先行きを展望すると、10~12月期は消費増税などの影響で、5四半期ぶりのマイナス成長となる見通し。個人消費は、駆け込み需要の反動や台風など自然災害の影響で大幅に減少。GDP統計では、幼児教育・保育の無償化に伴い利用料の負担者が家計から政府にかわることも、個人消費の下押し要因(※)。もっとも、今回の増税では、①駆け込み需要の規模が前回2014年の増税時と比べ小さかったこと、②増税後の物価上昇が限定的であり、実質所得がプラスを維持していること、などを踏まえると、消費低迷の長期化は避けられる見通し。駆け込み需要の反動減や自然災害の影響が一巡するにつれて、個人消費は再び緩やかな増加基調に復帰へ。
(※)個人消費が減少する一方、政府消費が増加するため、GDPへの影響は中立。

一方、設備投資も、高めの伸びの反動などで一時的に減速感が強まる可能性。もっとも、人手不足や働き方改革への対応、新たなIT技術の活用などを背景に、情報化投資や研究開発が堅調に推移することで、増加基調が続く見通し。世界の半導体市場の持ち直しなどを背景に、輸出の減少に歯止めがかかることも、製造業の投資マインドにプラスに作用。

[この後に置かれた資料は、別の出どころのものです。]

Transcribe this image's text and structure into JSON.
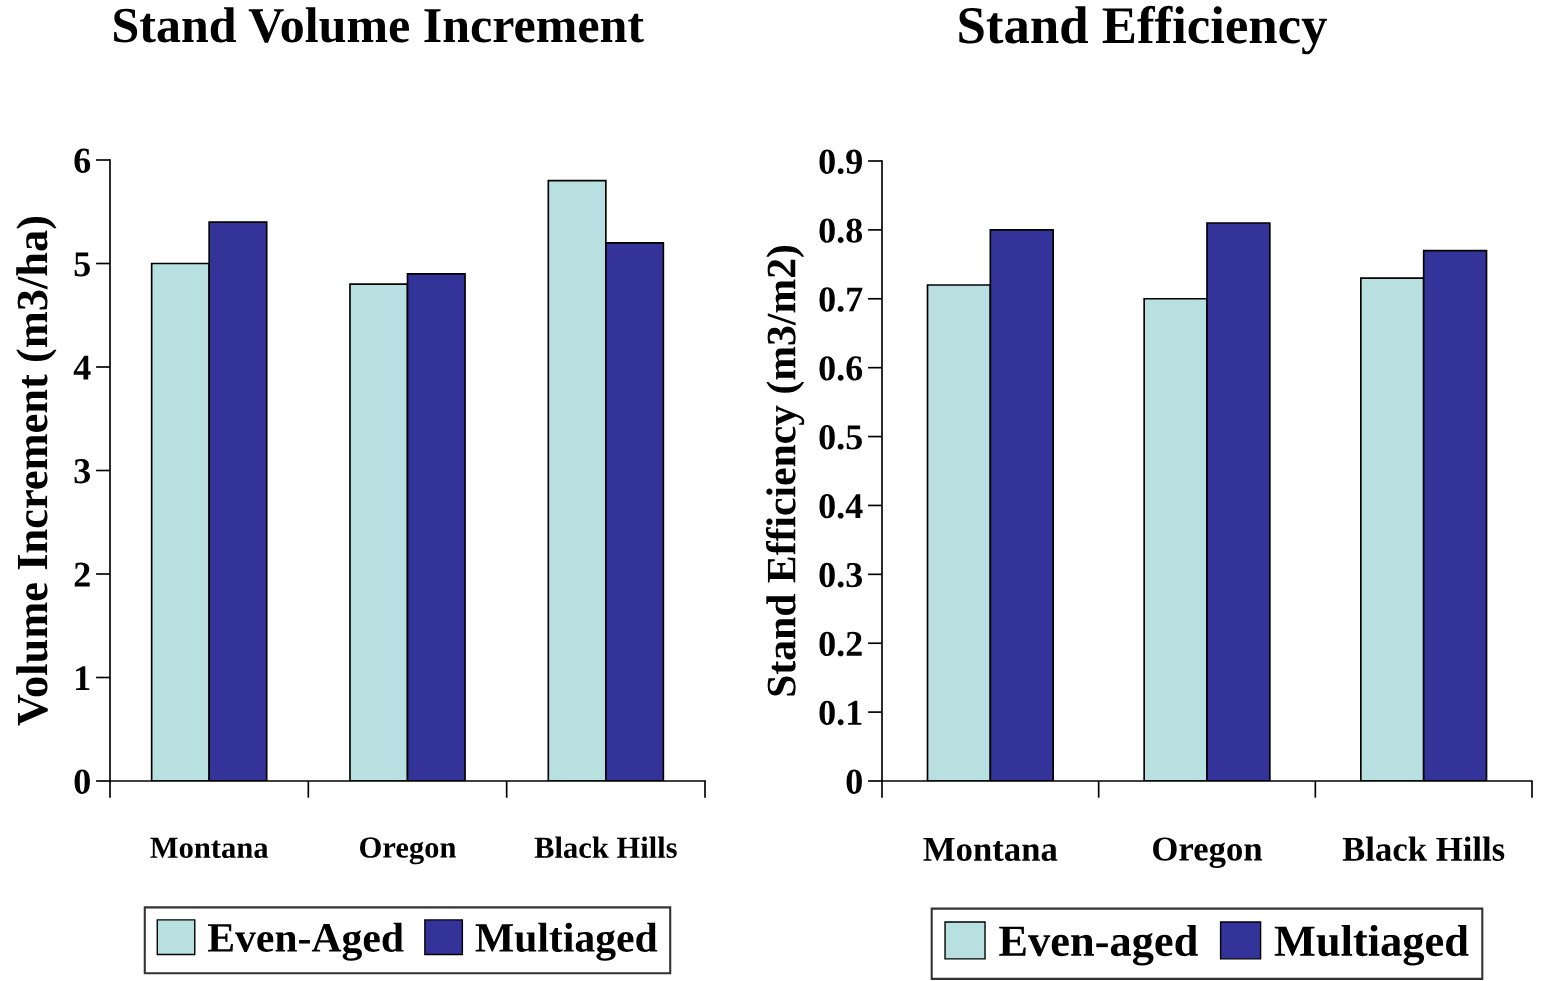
{
  "chart_data": [
    {
      "type": "bar",
      "title": "Stand Volume Increment",
      "ylabel": "Volume Increment (m3/ha)",
      "categories": [
        "Montana",
        "Oregon",
        "Black Hills"
      ],
      "series": [
        {
          "name": "Even-Aged",
          "color": "#b8e0e0",
          "values": [
            5.0,
            4.8,
            5.8
          ]
        },
        {
          "name": "Multiaged",
          "color": "#333399",
          "values": [
            5.4,
            4.9,
            5.2
          ]
        }
      ],
      "ylim": [
        0,
        6
      ],
      "yticks": [
        0,
        1,
        2,
        3,
        4,
        5,
        6
      ],
      "grid": false,
      "legend": "bottom"
    },
    {
      "type": "bar",
      "title": "Stand Efficiency",
      "ylabel": "Stand Efficiency (m3/m2)",
      "categories": [
        "Montana",
        "Oregon",
        "Black Hills"
      ],
      "series": [
        {
          "name": "Even-aged",
          "color": "#b8e0e0",
          "values": [
            0.72,
            0.7,
            0.73
          ]
        },
        {
          "name": "Multiaged",
          "color": "#333399",
          "values": [
            0.8,
            0.81,
            0.77
          ]
        }
      ],
      "ylim": [
        0,
        0.9
      ],
      "yticks": [
        0,
        0.1,
        0.2,
        0.3,
        0.4,
        0.5,
        0.6,
        0.7,
        0.8,
        0.9
      ],
      "grid": false,
      "legend": "bottom"
    }
  ]
}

政府は、12月5日の閣議で、事業規模26兆円の経済対策の策定を決定。今回の改訂見通しでは、経済対策の効果を織り込み、2020年度の成長率を上方修正。ただし、①経済対策の公共事業には「防災・減災、国土強靱化のための3か年緊急対策」として既に支出が計画されていた事業が含まれること、②建設業の人手不足を背景に公共事業の工期の長期化や翌年度への予算の繰り越しが膨らむ可能性があること、などを踏まえると、成長率の押し上げは限定的となる見込み。

以上を踏まえると、2020年入り後、景気は再び回復軌道に復帰。2019年度から2021年度の成長率は+1%程度と、消費増税を乗り越え緩やかな成長が続く見通し。